I hope he does have access to more data than me, otherwise I'd question what the hell the Washington Capitals are doing!
If he's doing something and it's for a good, valid reason that will lead to more wins either now or more importantly in the playoffs, then I'd say great! If having a tight leash on Evgeny Kuznetsov and Jakub Vrana now will make it so that they are better players in the playoffs then great!
But Vrana had limited ice time in both years under Rierden in the regular season, and that certainly didn't help him in the playoffs. Why would that same strategy work under Laviolette? I suppose it could, but I don't think it should be the default assumption. And whatever Laviolette is doing now is certainly not working in terms of protecting multigoal leads in the regular season. Why would the current strategy work in the postseason, but not the regular season? Again, I think some of that is goaltending, but the Capitals also completely abandon attacking once they get a lead, especially in the third period.
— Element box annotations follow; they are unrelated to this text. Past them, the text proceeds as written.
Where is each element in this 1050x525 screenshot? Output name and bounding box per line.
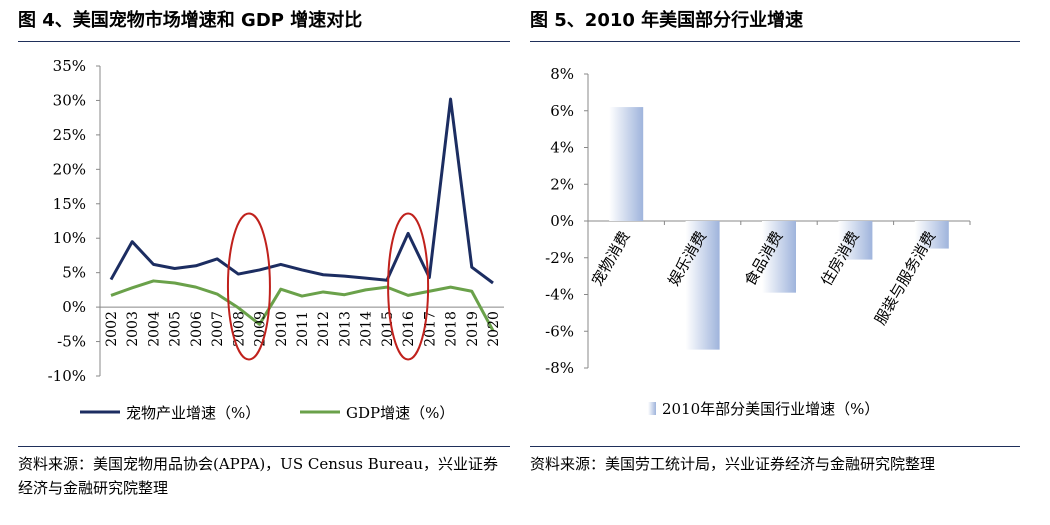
bar: [685, 221, 720, 350]
y-tick-label: -8%: [545, 359, 574, 377]
y-tick-label: -4%: [545, 286, 574, 304]
y-tick-label: -5%: [57, 333, 86, 351]
industry-growth-bar-chart: 8%6%4%2%0%-2%-4%-6%-8%宠物消费 娱乐消费 食品消费 住房消费 服装…: [545, 65, 971, 418]
y-tick-label: 35%: [53, 57, 86, 75]
right-figure-title: 图 5、2010 年美国部分行业增速: [530, 10, 804, 31]
x-tick-label: 2008: [231, 311, 247, 347]
x-tick-label: 2004: [146, 311, 162, 347]
gdp-growth-line: [110, 279, 495, 332]
y-tick-label: -2%: [545, 249, 574, 267]
legend-label: GDP增速（%）: [346, 404, 454, 422]
legend-label: 2010年部分美国行业增速（%）: [662, 400, 879, 418]
right-source-note: 资料来源：美国劳工统计局，兴业证券经济与金融研究院整理: [530, 455, 936, 473]
x-tick-label: 2012: [316, 311, 332, 347]
x-tick-label: 2010: [274, 311, 290, 347]
x-tick-label: 2014: [359, 311, 375, 347]
y-tick-label: -6%: [545, 322, 574, 340]
x-tick-label: 2013: [337, 311, 353, 347]
x-tick-label: 2020: [486, 311, 502, 347]
right-source-rule: [530, 446, 1020, 447]
legend-swatch: [648, 402, 656, 415]
highlight-ellipse-2008-2009: [226, 212, 271, 361]
x-tick-label: 2015: [380, 311, 396, 347]
left-source-note: 资料来源：美国宠物用品协会(APPA)，US Census Bureau，兴业证…: [18, 455, 499, 497]
bar: [762, 221, 796, 293]
y-tick-label: 4%: [550, 139, 574, 157]
y-tick-label: 2%: [550, 175, 574, 193]
x-tick-label: 2018: [444, 311, 460, 347]
y-tick-label: 6%: [550, 102, 574, 120]
x-tick-label: 2006: [189, 311, 205, 347]
legend-label: 宠物产业增速（%）: [126, 404, 260, 422]
y-tick-label: 0%: [62, 298, 86, 316]
right-title-rule: [530, 41, 1020, 42]
left-source-rule: [18, 446, 510, 447]
left-figure-title: 图 4、美国宠物市场增速和 GDP 增速对比: [18, 10, 363, 31]
x-tick-label: 2019: [465, 311, 481, 347]
y-tick-label: 30%: [53, 91, 86, 109]
left-title-rule: [18, 41, 510, 42]
bar: [838, 221, 873, 260]
pet-growth-line: [109, 97, 494, 285]
y-tick-label: 25%: [53, 126, 86, 144]
bar: [609, 107, 644, 221]
x-category-label: 服装与服务消费: [871, 228, 939, 328]
y-tick-label: 15%: [53, 195, 86, 213]
x-tick-label: 2005: [168, 311, 184, 347]
x-category-label: 宠物消费: [588, 228, 634, 289]
pet-vs-gdp-line-chart: 35% 30% 25% 20% 15% 10% 5% 0% -5% -10% 2002 2003 200…: [48, 57, 504, 422]
x-tick-label: 2007: [210, 311, 226, 347]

As I have mentioned I think the far more likely explanation is not that Peter Laviolette has a private set of data that only he and the Capitals staff are privy to and that this data indicates that Vrana and Kuznetsov should get benched in third periods with a lead (the opposite of what publicly available data says), but rather that he just prefers vets and is harder on younger players. The reason I believe that is because the vast majority of NHL head coaches prefer vets and are harder on younger players, no matter how much better the younger players might be at accomplishing the goal of winning hockey games.